1The Wild Ride of an Ice Crystal

Imagine a tiny drop of water inside a massive, dark thunderstorm cloud. Instead of falling as rain, a powerful wind called an "updraft" blasts it high into the freezing sky. At the top of the cloud, where it is way below freezing, the water turns into a hard ice crystal. This is the start of a hailstone! From here, the ice gets caught in a loop, falling down into wetter parts of the cloud and being pushed back up into the freezing zone over and over again. Each time it makes this trip, it picks up more water and freezes a brand-new layer of ice.

2Decoding the Frozen Rings

If you carefully cut a large hailstone in half, you will see layers that look just like the rings inside a tree trunk. These layers tell a story about the hailstone's journey. Some layers are clear ice, which forms when the hailstone is in a slightly warmer part of the cloud and the water freezes slowly. Other layers look milky or "opaque" because the water froze so fast that it trapped tiny air bubbles inside. By counting these rings, scientists can figure out exactly how many times the hailstone was tossed up and down by the storm's powerful winds!

3Faster Than a Racecar

While most hailstones are tiny like peas, some can grow to be truly massive if the storm is strong enough. The largest hailstone ever recorded in the United States was nearly eight inches wide—about the size of a bowling ball! Because they are so heavy, they fall from the sky incredibly fast, sometimes reaching speeds over 100 miles per hour. This is why it is always important to stay indoors during a hailstorm. Each little ice ball is a souvenir from a high-speed, frozen rollercoaster ride happening miles above your head!

Video Transcript

Introduction

Imagine a tiny ice crystal taking an amazing rollercoaster ride inside a giant thunderstorm! That is how a hailstone grows. It gets tossed up and down through very cold air, collecting new layers of ice each time, until it is heavy enough to fall to the ground. If you slice a hailstone, you can see these incredible layers, just like the rings inside a tree!

Key Facts

Did you know the largest hailstone ever found in the United States was nearly eight inches wide, about the size of a bowling ball? Also, hailstones can fall incredibly fast, sometimes over one hundred miles per hour! And each layer you see inside a hailstone tells you it took another trip up and down inside the powerful thunderstorm cloud.

Think About It

If a hailstone has many clear and opaque layers inside it, what does that tell you about the thunderstorm it came from?

The Answer

Many layers inside a hailstone mean it spent a long time being tossed up and down inside a very powerful thunderstorm! Each layer forms when it gets lifted into different freezing and non-freezing parts of the cloud, adding more ice before it finally becomes too heavy and falls.

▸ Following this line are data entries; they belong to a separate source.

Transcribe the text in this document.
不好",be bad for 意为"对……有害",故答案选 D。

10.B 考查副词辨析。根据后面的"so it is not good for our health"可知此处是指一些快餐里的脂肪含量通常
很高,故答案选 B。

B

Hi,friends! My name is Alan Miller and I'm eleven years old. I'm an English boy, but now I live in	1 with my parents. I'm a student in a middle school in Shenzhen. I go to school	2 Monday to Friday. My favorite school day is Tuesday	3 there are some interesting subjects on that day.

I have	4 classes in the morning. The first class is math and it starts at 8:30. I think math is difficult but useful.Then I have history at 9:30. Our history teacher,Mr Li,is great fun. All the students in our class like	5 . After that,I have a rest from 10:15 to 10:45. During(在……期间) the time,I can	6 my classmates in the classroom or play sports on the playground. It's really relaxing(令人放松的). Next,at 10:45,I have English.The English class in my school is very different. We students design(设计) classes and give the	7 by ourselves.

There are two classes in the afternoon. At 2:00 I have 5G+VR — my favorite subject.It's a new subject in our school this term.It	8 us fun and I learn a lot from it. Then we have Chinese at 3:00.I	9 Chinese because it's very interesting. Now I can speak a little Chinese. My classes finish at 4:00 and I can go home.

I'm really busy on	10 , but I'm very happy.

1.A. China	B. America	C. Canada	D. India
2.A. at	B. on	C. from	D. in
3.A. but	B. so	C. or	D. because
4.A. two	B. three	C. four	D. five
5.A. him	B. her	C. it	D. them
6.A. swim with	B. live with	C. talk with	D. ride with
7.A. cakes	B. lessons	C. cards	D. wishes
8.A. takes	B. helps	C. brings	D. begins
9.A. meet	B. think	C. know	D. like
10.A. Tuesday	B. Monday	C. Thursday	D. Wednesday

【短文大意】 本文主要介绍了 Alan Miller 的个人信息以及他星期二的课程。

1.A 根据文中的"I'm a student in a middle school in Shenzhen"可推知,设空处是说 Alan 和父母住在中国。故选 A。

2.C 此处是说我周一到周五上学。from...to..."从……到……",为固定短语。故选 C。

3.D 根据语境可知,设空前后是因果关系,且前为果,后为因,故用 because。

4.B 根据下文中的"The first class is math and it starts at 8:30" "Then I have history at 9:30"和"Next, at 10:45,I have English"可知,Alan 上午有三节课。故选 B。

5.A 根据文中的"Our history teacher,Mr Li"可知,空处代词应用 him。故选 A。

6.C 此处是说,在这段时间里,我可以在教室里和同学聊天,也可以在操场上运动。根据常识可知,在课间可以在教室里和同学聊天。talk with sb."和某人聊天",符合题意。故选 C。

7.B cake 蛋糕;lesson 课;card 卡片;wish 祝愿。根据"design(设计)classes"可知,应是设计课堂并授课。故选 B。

Frequently Asked Questions

How do hailstones get so big?

Hailstones grow big when powerful winds called updrafts keep them suspended inside a thunderstorm for a long time. As the ice ball stays in the cloud, it keeps hitting water droplets that freeze onto it, adding more and more layers until it is too heavy for the wind to hold up.

Why do some hailstone layers look white and others look clear?

Clear layers form when the ice freezes slowly, allowing air bubbles to escape. Milky or white layers happen when the water freezes almost instantly in very cold air, trapping tiny bubbles of air inside the ice, which gives it that opaque look.

Is hail the same thing as snow?

No, hail and snow are very different! Snow forms when water vapor turns straight into ice crystals in cold winter weather, while hail forms during powerful thunderstorms, usually when it is warm on the ground but freezing high up in the atmosphere.

How many layers can a hailstone have?

A hailstone can have dozens of layers depending on how long it stayed inside the storm cloud. Each pair of clear and white layers usually represents one full trip up and down through the cloud's freezing and non-freezing zones.